Simulation Courses
These courses build confidence to prepare students for the demands of live-client representation.
In simulation courses, students develop lawyering skills in a controlled setting. Much of the work involves hypothetical exercises resembling real case situations. Through seminars, critiques of videotaped role-playing and of presentations before mock judges and juries, and one-on-one review with instructors, students learn and refine specific lawyering skills.
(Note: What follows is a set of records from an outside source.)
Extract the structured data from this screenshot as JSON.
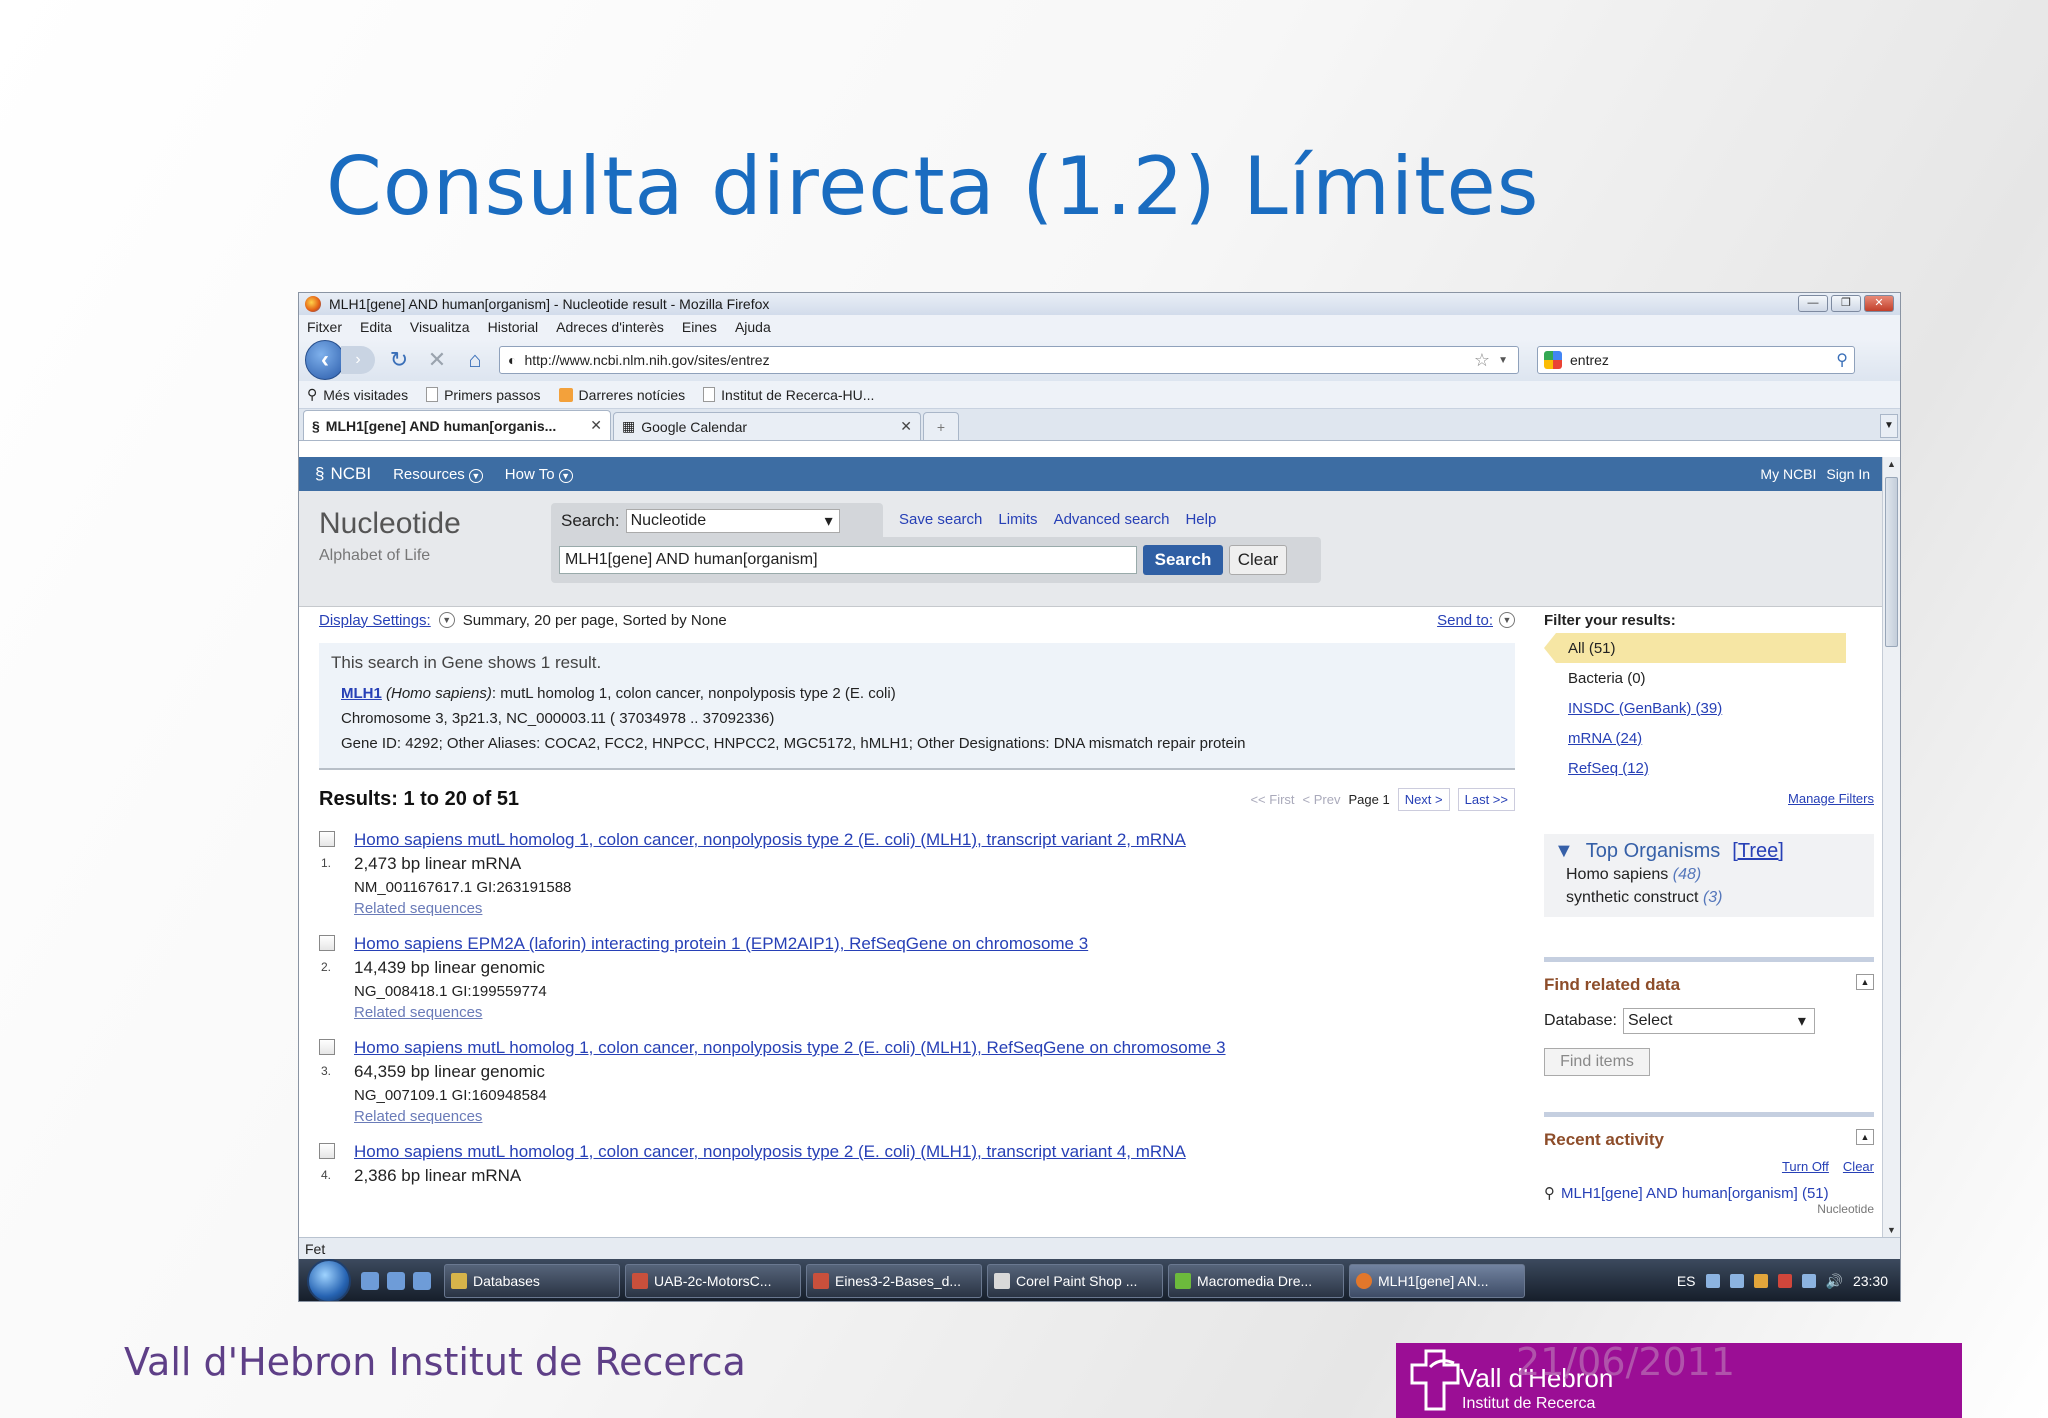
{
  "slide": {
    "title": "Consulta directa (1.2) Límites",
    "footer": "Vall d'Hebron Institut de Recerca",
    "date": "21/06/2011",
    "logo_name": "Vall d'Hebron",
    "logo_sub": "Institut de Recerca"
  },
  "window": {
    "title": "MLH1[gene] AND human[organism] - Nucleotide result - Mozilla Firefox",
    "menu": [
      "Fitxer",
      "Edita",
      "Visualitza",
      "Historial",
      "Adreces d'interès",
      "Eines",
      "Ajuda"
    ],
    "url": "http://www.ncbi.nlm.nih.gov/sites/entrez",
    "search_engine_value": "entrez",
    "bookmarks": [
      "Més visitades",
      "Primers passos",
      "Darreres notícies",
      "Institut de Recerca-HU..."
    ],
    "tabs": [
      "MLH1[gene] AND human[organis...",
      "Google Calendar"
    ],
    "status": "Fet"
  },
  "ncbi": {
    "logo": "NCBI",
    "nav": [
      "Resources",
      "How To"
    ],
    "my_ncbi": "My NCBI",
    "sign_in": "Sign In",
    "db_title": "Nucleotide",
    "db_sub": "Alphabet of Life",
    "search_label": "Search:",
    "search_db": "Nucleotide",
    "links": [
      "Save search",
      "Limits",
      "Advanced search",
      "Help"
    ],
    "query": "MLH1[gene] AND human[organism]",
    "search_btn": "Search",
    "clear_btn": "Clear"
  },
  "display": {
    "settings_label": "Display Settings:",
    "settings_value": "Summary, 20 per page, Sorted by None",
    "send_to": "Send to:"
  },
  "gene": {
    "header": "This search in Gene shows 1 result.",
    "symbol": "MLH1",
    "organism": "(Homo sapiens)",
    "desc": ": mutL homolog 1, colon cancer, nonpolyposis type 2 (E. coli)",
    "chromosome": "Chromosome 3, 3p21.3, NC_000003.11 ( 37034978 .. 37092336)",
    "ids": "Gene ID: 4292; Other Aliases: COCA2, FCC2, HNPCC, HNPCC2, MGC5172, hMLH1; Other Designations: DNA mismatch repair protein"
  },
  "results": {
    "header": "Results: 1 to 20 of 51",
    "pager": {
      "first": "<< First",
      "prev": "< Prev",
      "page": "Page 1",
      "next": "Next >",
      "last": "Last >>"
    },
    "items": [
      {
        "num": "1.",
        "title": "Homo sapiens mutL homolog 1, colon cancer, nonpolyposis type 2 (E. coli) (MLH1), transcript variant 2, mRNA",
        "line1": "2,473 bp linear mRNA",
        "line2": "NM_001167617.1 GI:263191588",
        "related": "Related sequences"
      },
      {
        "num": "2.",
        "title": "Homo sapiens EPM2A (laforin) interacting protein 1 (EPM2AIP1), RefSeqGene on chromosome 3",
        "line1": "14,439 bp linear genomic",
        "line2": "NG_008418.1 GI:199559774",
        "related": "Related sequences"
      },
      {
        "num": "3.",
        "title": "Homo sapiens mutL homolog 1, colon cancer, nonpolyposis type 2 (E. coli) (MLH1), RefSeqGene on chromosome 3",
        "line1": "64,359 bp linear genomic",
        "line2": "NG_007109.1 GI:160948584",
        "related": "Related sequences"
      },
      {
        "num": "4.",
        "title": "Homo sapiens mutL homolog 1, colon cancer, nonpolyposis type 2 (E. coli) (MLH1), transcript variant 4, mRNA",
        "line1": "2,386 bp linear mRNA",
        "line2": "",
        "related": ""
      }
    ]
  },
  "sidebar": {
    "filter_header": "Filter your results:",
    "filters": [
      "All (51)",
      "Bacteria (0)",
      "INSDC (GenBank) (39)",
      "mRNA (24)",
      "RefSeq (12)"
    ],
    "manage": "Manage Filters",
    "top_org_title": "Top Organisms",
    "top_org_tree": "[Tree]",
    "organisms": [
      {
        "name": "Homo sapiens",
        "count": "(48)"
      },
      {
        "name": "synthetic construct",
        "count": "(3)"
      }
    ],
    "find_related": "Find related data",
    "database_label": "Database:",
    "database_value": "Select",
    "find_items": "Find items",
    "recent_activity": "Recent activity",
    "turn_off": "Turn Off",
    "clear": "Clear",
    "recent_query": "MLH1[gene] AND human[organism] (51)",
    "recent_db": "Nucleotide"
  },
  "taskbar": {
    "tasks": [
      "Databases",
      "UAB-2c-MotorsC...",
      "Eines3-2-Bases_d...",
      "Corel Paint Shop ...",
      "Macromedia Dre...",
      "MLH1[gene] AN..."
    ],
    "lang": "ES",
    "time": "23:30"
  }
}
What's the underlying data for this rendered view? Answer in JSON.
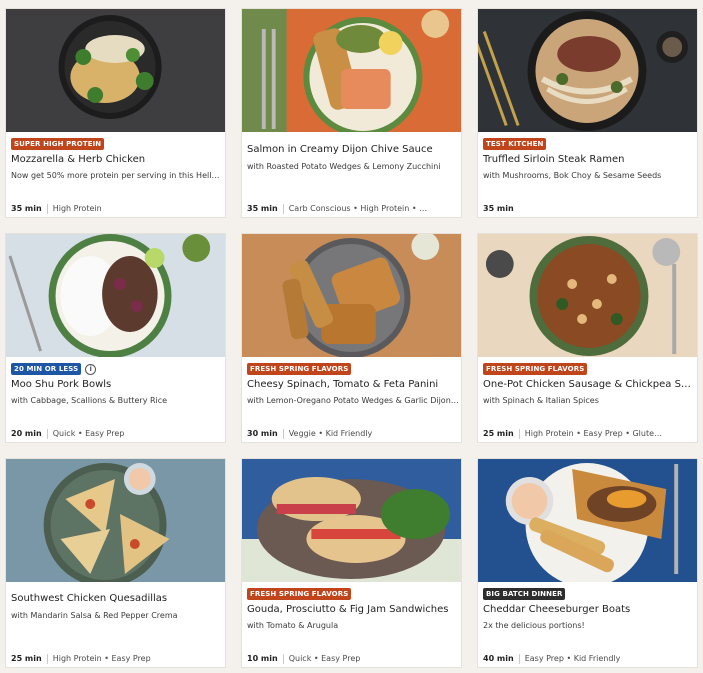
{
  "colors": {
    "badge_orange": "#c0451b",
    "badge_blue": "#1e56a6",
    "badge_dark": "#2d2d2d"
  },
  "recipes": [
    {
      "badge": "SUPER HIGH PROTEIN",
      "badge_color": "#c0451b",
      "title": "Mozzarella & Herb Chicken",
      "subtitle": "Now get 50% more protein per serving in this HelloF…",
      "time": "35 min",
      "tags": "High Protein"
    },
    {
      "badge": "",
      "badge_color": "",
      "title": "Salmon in Creamy Dijon Chive Sauce",
      "subtitle": "with Roasted Potato Wedges & Lemony Zucchini",
      "time": "35 min",
      "tags": "Carb Conscious • High Protein • …"
    },
    {
      "badge": "TEST KITCHEN",
      "badge_color": "#c0451b",
      "title": "Truffled Sirloin Steak Ramen",
      "subtitle": "with Mushrooms, Bok Choy & Sesame Seeds",
      "time": "35 min",
      "tags": ""
    },
    {
      "badge": "20 MIN OR LESS",
      "badge_color": "#1e56a6",
      "title": "Moo Shu Pork Bowls",
      "subtitle": "with Cabbage, Scallions & Buttery Rice",
      "time": "20 min",
      "tags": "Quick • Easy Prep",
      "info": "i"
    },
    {
      "badge": "FRESH SPRING FLAVORS",
      "badge_color": "#c0451b",
      "title": "Cheesy Spinach, Tomato & Feta Panini",
      "subtitle": "with Lemon-Oregano Potato Wedges & Garlic Dijon…",
      "time": "30 min",
      "tags": "Veggie • Kid Friendly"
    },
    {
      "badge": "FRESH SPRING FLAVORS",
      "badge_color": "#c0451b",
      "title": "One-Pot Chicken Sausage & Chickpea S…",
      "subtitle": "with Spinach & Italian Spices",
      "time": "25 min",
      "tags": "High Protein • Easy Prep • Glute…"
    },
    {
      "badge": "",
      "badge_color": "",
      "title": "Southwest Chicken Quesadillas",
      "subtitle": "with Mandarin Salsa & Red Pepper Crema",
      "time": "25 min",
      "tags": "High Protein • Easy Prep"
    },
    {
      "badge": "FRESH SPRING FLAVORS",
      "badge_color": "#c0451b",
      "title": "Gouda, Prosciutto & Fig Jam Sandwiches",
      "subtitle": "with Tomato & Arugula",
      "time": "10 min",
      "tags": "Quick • Easy Prep"
    },
    {
      "badge": "BIG BATCH DINNER",
      "badge_color": "#2d2d2d",
      "title": "Cheddar Cheeseburger Boats",
      "subtitle": "2x the delicious portions!",
      "time": "40 min",
      "tags": "Easy Prep • Kid Friendly"
    }
  ]
}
Current offerings include:
- Appellate Advocacy – Research, brief-writing, oral argument, and appellate rules, standards, and practice.
- Contract Writing and Analysis – Drafting and interpreting legal documents in business transactions.
- Interviewing and Counseling – Empathic listening, fact gathering, client goal identification, and ethical and responsive decision-making.
- Mediation – Advanced theories and skills for mediators and advocates.
- Negotiation and Mediation – Introduction to the theory, process, and practice of negotiation and mediation.
- Negotiation and Settlement – Communications skills for successful negotiation.
- Pre Trial Practice – Research and drafting of pleadings, discovery, and pre-trial motions.
- Clinics – Clinical courses that encourage students to be continually self-reflective about their practices.
- Problem Solving and Professional Judgment in Practice – Theory and application of interdisciplinary approaches to ethical and responsive decision-making taught through extended case studies and hands-on role playing.
- Roles and Ethics in Practice Problem – based and role-playing approach to ethical issues and skills in interviewing and counseling, fact investigation, and negotiation.
- Trial Advocacy I and II – Discovery techniques, pre-trial court conference, opening statement, direct and cross-examination, impeachment of witnesses, proper handling of documents and exhibits, use of demonstrative evidence, and closing argument, culminating in student participation in simulated trials.
- Trial Objections – Application of the rules of evidence through role-playing exercises intended to bridge the gap between Evidence and Trial Advocacy/Clinical Courses.